Une nécropole du Bas-Empire
128 sépultures sont organisées en rangées est-ouest sur un replat de versant. Dans les tombes, majoritairement orientées nord-sud, les corps sont allongés sur le dos, la tête souvent au nord. L’espace régulier entre chaque fosse, l’absence de recoupement et de réutilisation des tombes suggèrent qu’aucune contrainte environnementale ne limitait l’extension spatiale de la nécropole. Même si les sols de circulation contemporains ne sont pas conservés, on pense que les sépultures étaient signalées en surface. Les premières datations fournies pas le mobilier et la typologie des sépultures permettent de rattacher cet ensemble au Bas-Empire (IVe-Ve siècles de notre ère).

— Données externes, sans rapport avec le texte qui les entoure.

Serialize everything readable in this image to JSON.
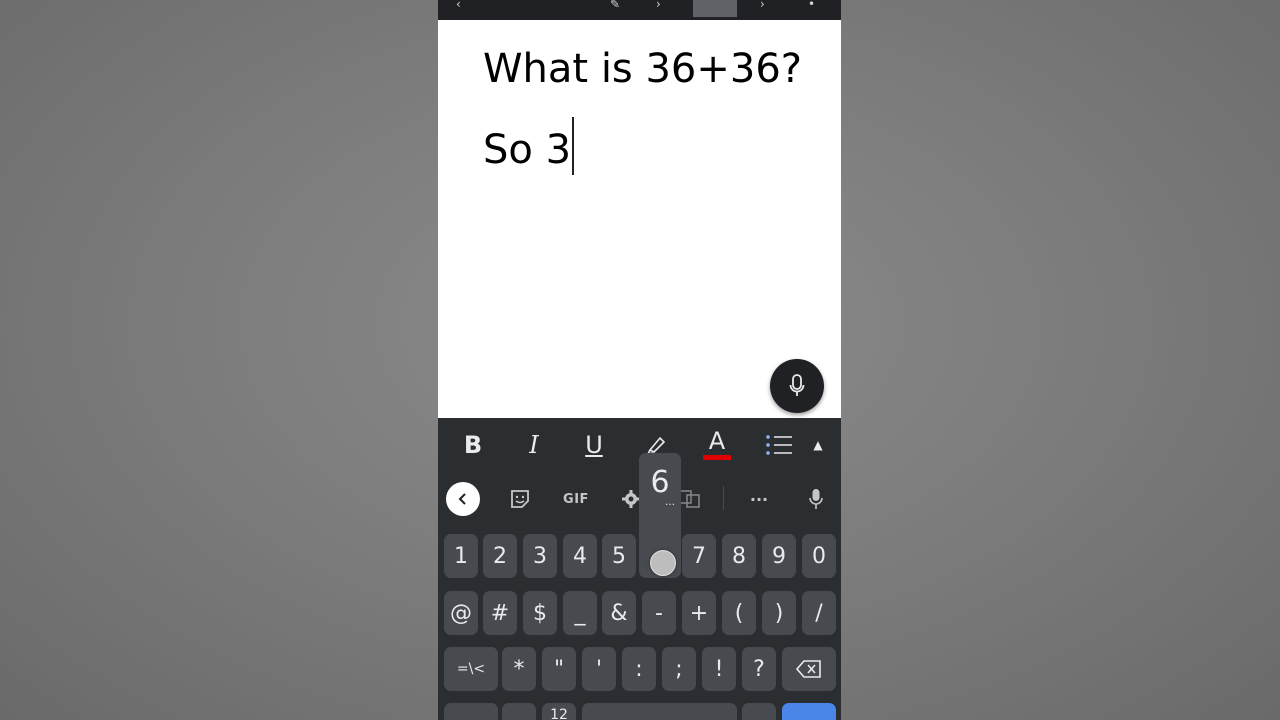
{
  "document": {
    "line1": "What is 36+36?",
    "line2": "So 3"
  },
  "format_bar": {
    "bold": "B",
    "italic": "I",
    "underline": "U",
    "text_color_label": "A",
    "text_color": "#e00000"
  },
  "keyboard": {
    "gif_label": "GIF",
    "more_label": "···",
    "popup": {
      "char": "6",
      "more": "…"
    },
    "row1": [
      "1",
      "2",
      "3",
      "4",
      "5",
      "6",
      "7",
      "8",
      "9",
      "0"
    ],
    "row2": [
      "@",
      "#",
      "$",
      "_",
      "&",
      "-",
      "+",
      "(",
      ")",
      "/"
    ],
    "row3": [
      "=\\<",
      "*",
      "\"",
      "'",
      ":",
      ";",
      "!",
      "?"
    ],
    "row4_partial": [
      "12"
    ],
    "accent_color": "#4a86e8"
  }
}
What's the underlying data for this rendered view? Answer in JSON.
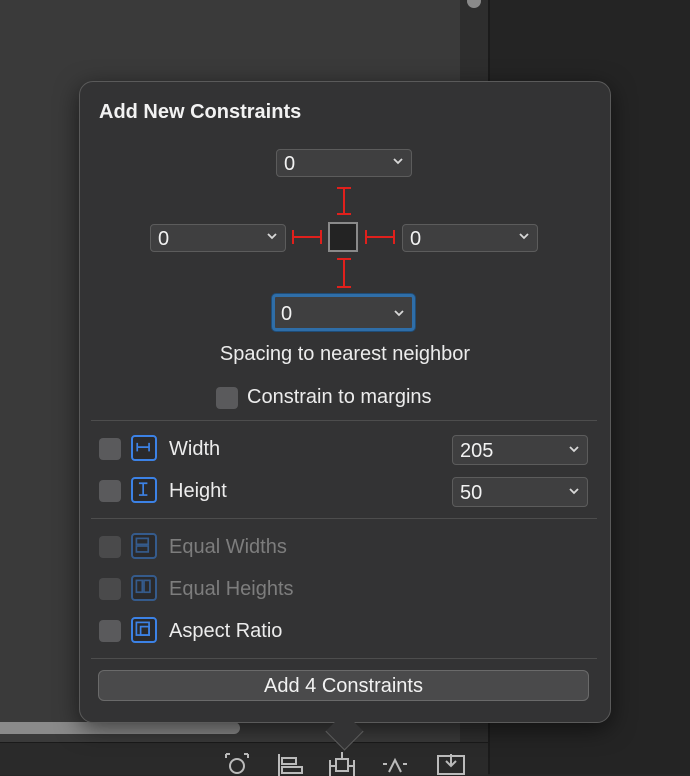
{
  "popover": {
    "title": "Add New Constraints",
    "spacing": {
      "top": "0",
      "leading": "0",
      "trailing": "0",
      "bottom": "0",
      "caption": "Spacing to nearest neighbor"
    },
    "constrain_margins_label": "Constrain to margins",
    "width": {
      "label": "Width",
      "value": "205"
    },
    "height": {
      "label": "Height",
      "value": "50"
    },
    "equal_widths_label": "Equal Widths",
    "equal_heights_label": "Equal Heights",
    "aspect_ratio_label": "Aspect Ratio",
    "add_button_label": "Add 4 Constraints"
  },
  "colors": {
    "accent": "#3c82e6",
    "strut": "#e0201c",
    "focus_ring": "#2f6ea8"
  }
}
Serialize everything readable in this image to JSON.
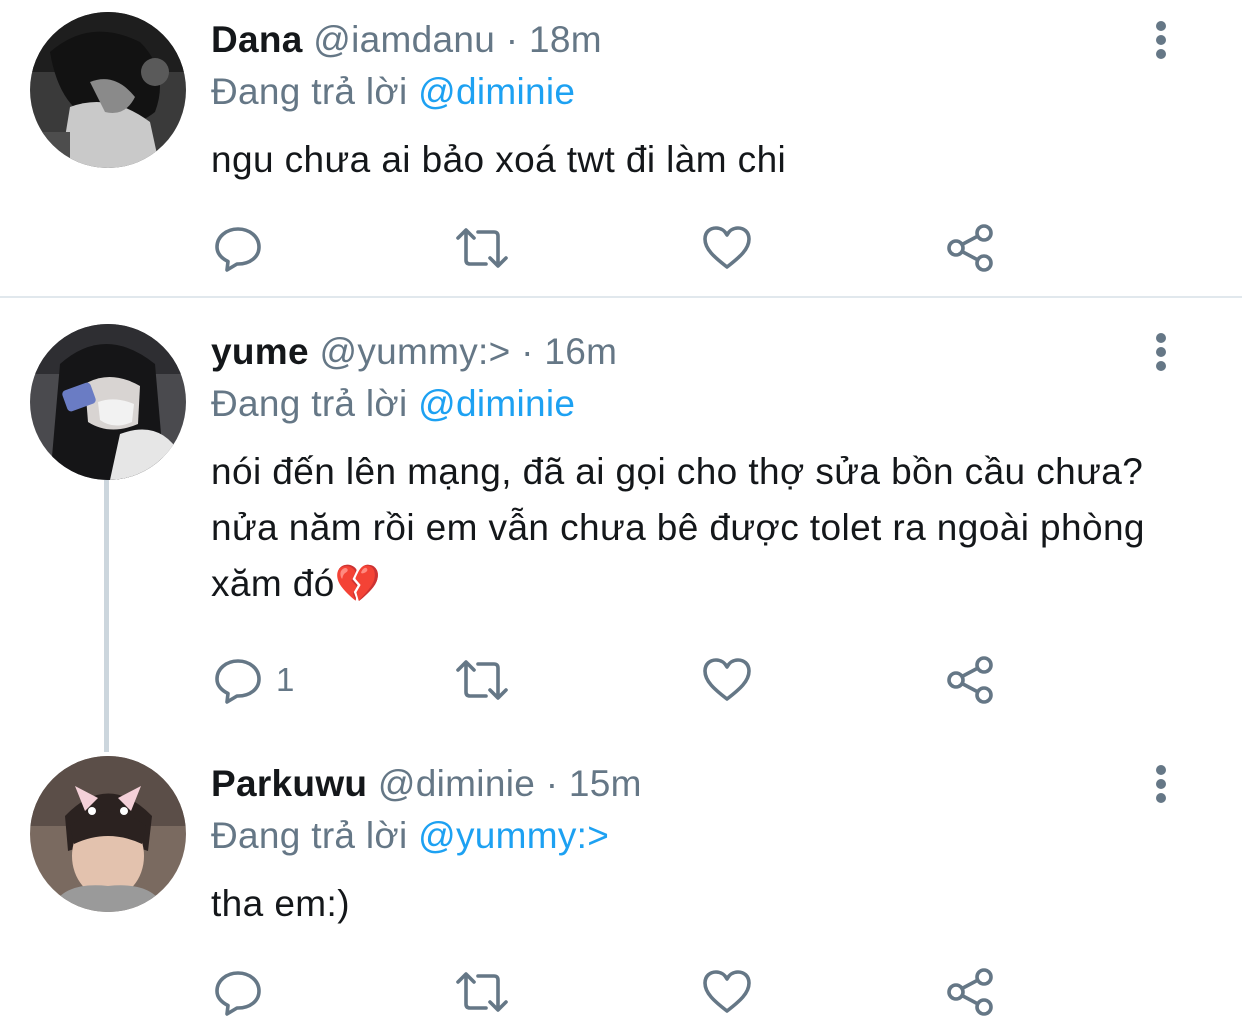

Cercueils, coffrages de tuiles et inhumation en amphore
La plupart des sépultures sont constituées de coffrages en matériaux périssables. Une seule inhumation en amphore a été observée. Ces dernières étaient généralement réservées aux très jeunes enfants. Dans les sépultures utilisant des matériaux périssables, le corps est déposé dans un coffrage de planches clouées ou dans un contenant évoquant un tronc d’arbre évidé. Les cercueils, en planches clouées, sont présents uniquement dans la partie sud de la nécropole.
Dans 10 % des cas environ, les sépultures sont en bâtières : les coffrages sont réalisés avec des tuiles de second choix, de sections rectangulaire ou triangulaire, de même type que celles utilisées pour les toitures.
Le choix du matériau de construction des coffrages relève sans doute d’une mode ou simplement de la disponibilité des matériaux, mais ne semble pas avoir de rapport avec l’âge, le sexe ou l’appartenance sociale du défunt.

Les pratiques funéraires
Les pratiques funéraires sont bien définies et scrupuleusement respectées. Le dépôt de vases en céramique, sans doute lié à un banquet funéraire, est observé dans les trois quarts des sépultures, souvent au pied du défunt. Certains sont inhumés avec une demi-monnaie dans la bouche ou sur la tête. Quelques-uns sont enterrés habillés, comme en témoignent les quelques objets de parures retrouvés (boucles de ceinture, bracelets, perles de verre…), ainsi que de nombreuses chaussures, dont seuls les clous des semelles sont conservés.
L’homogénéité des pratiques funéraires révélée par la présence presque constante d’objets déposés dans les tombes, comme de la vaisselle, est une des caractéristiques de ce site. Rien ne permet de distinguer le rang social du défunt. La population inhumée, sans doute rurale, pourrait correspondre aux habitants d’une villa ou d’une agglomération proche.